Last month, the government proposed the merger of the three state-owned banks- Vijaya Bank, Dena Bank and Bank of Baroda to create country’s third-largest lender.
The plan to merge was taken by a panel led by Mr. Arun Jaitley, Finance Minister. The move came as part of efforts by the government to reduce the ballooning NPAs.
For long it has been observed that it is not profitable for the small public sector banks to compete with each other for a very small pie of customers. This has led to lower returns on the capital employed, competing demands for funds, and growing competition.
The new synergy is expected to have a lower NPA ratio compared to the NPA ratios of 11.04 % for Dena Bank, 5.40 % for Bank of Baroda and 4.10% for Vijaya Bank.
Is this something new?
This is not the first time that the government has announced some sort of merger in the banking sector. Very recently, the Cabinet approved LIC’s proposed acquisition of up to 51% stake in IDBI Bank. This will help IDBI meet its capital needs.
Last year State Bank of India (SBI) had merged with itself five of its subsidiary banks and also took over Bharatiya Mahila Bank bringing almost a quarter of the nation’s outstanding loans in the banking sector on to its books.

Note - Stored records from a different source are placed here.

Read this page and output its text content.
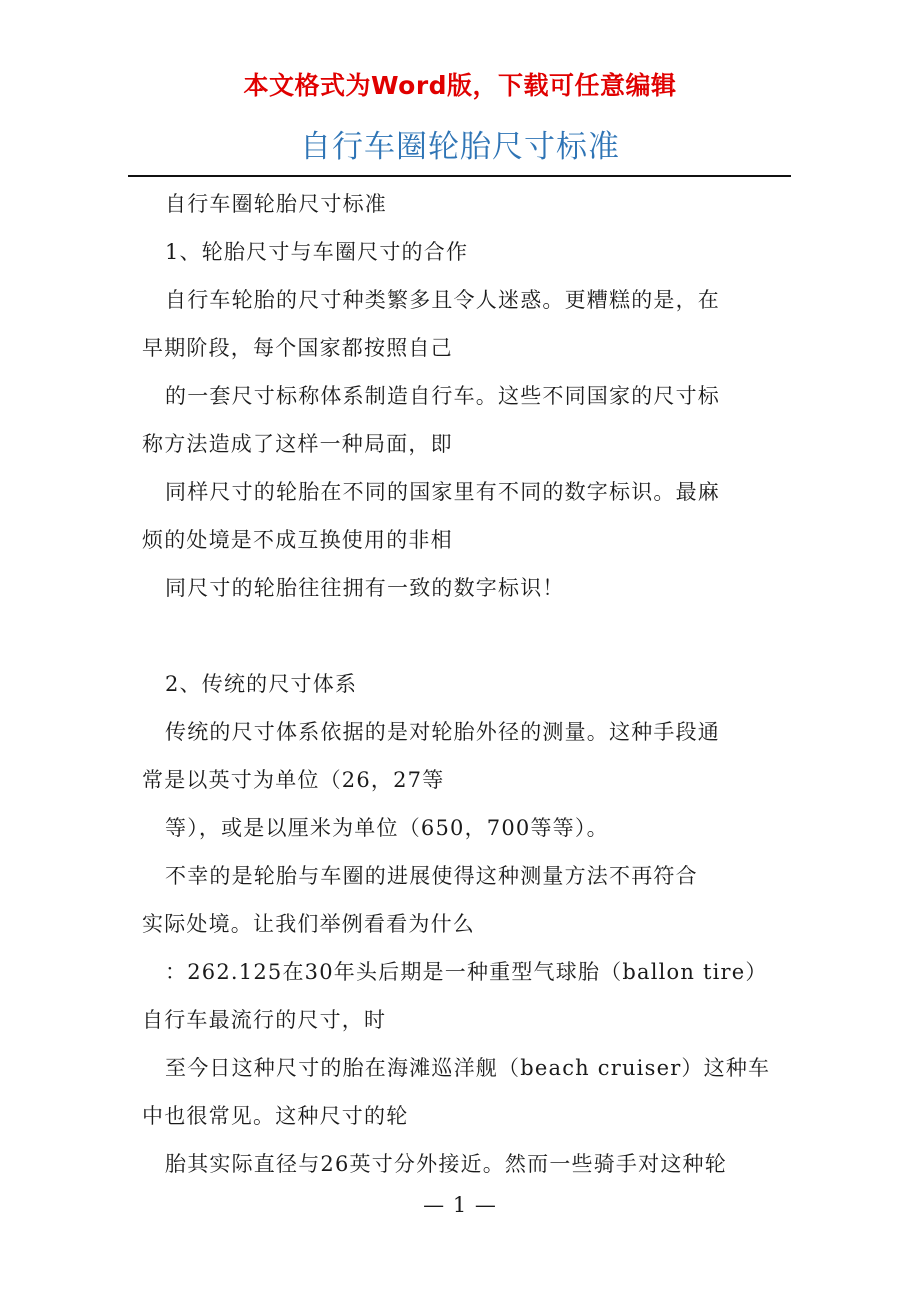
本文格式为Word版，下载可任意编辑
自行车圈轮胎尺寸标准

自行车圈轮胎尺寸标准

1、轮胎尺寸与车圈尺寸的合作

自行车轮胎的尺寸种类繁多且令人迷惑。更糟糕的是，在

早期阶段，每个国家都按照自己

的一套尺寸标称体系制造自行车。这些不同国家的尺寸标

称方法造成了这样一种局面，即

同样尺寸的轮胎在不同的国家里有不同的数字标识。最麻

烦的处境是不成互换使用的非相

同尺寸的轮胎往往拥有一致的数字标识！

2、传统的尺寸体系

传统的尺寸体系依据的是对轮胎外径的测量。这种手段通

常是以英寸为单位（26，27等

等），或是以厘米为单位（650，700等等）。

不幸的是轮胎与车圈的进展使得这种测量方法不再符合

实际处境。让我们举例看看为什么

：262.125在30年头后期是一种重型气球胎（ballon tire）

自行车最流行的尺寸，时

至今日这种尺寸的胎在海滩巡洋舰（beach cruiser）这种车

中也很常见。这种尺寸的轮

胎其实际直径与26英寸分外接近。然而一些骑手对这种轮

— 1 —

However a few people argue that this move will in turn adversely affect the profitability of the amalgamated entity since Dena Bank is in a bad shape with higher NPAs, higher cost to income and falling profitability so Dena Bank’s numbers might pull down some of the profitability numbers just as what happened in the case of SBI. After the merger, SBI incurred losses for the first time in 20 years.
Banking sector reforms have been an important focus of the Modi government to revive credit growth and wipe out the mountain of bad loans that currently weighs down the performance of almost all public sector banks. After the merger, the number of PSU banks will come down to 19 from 21.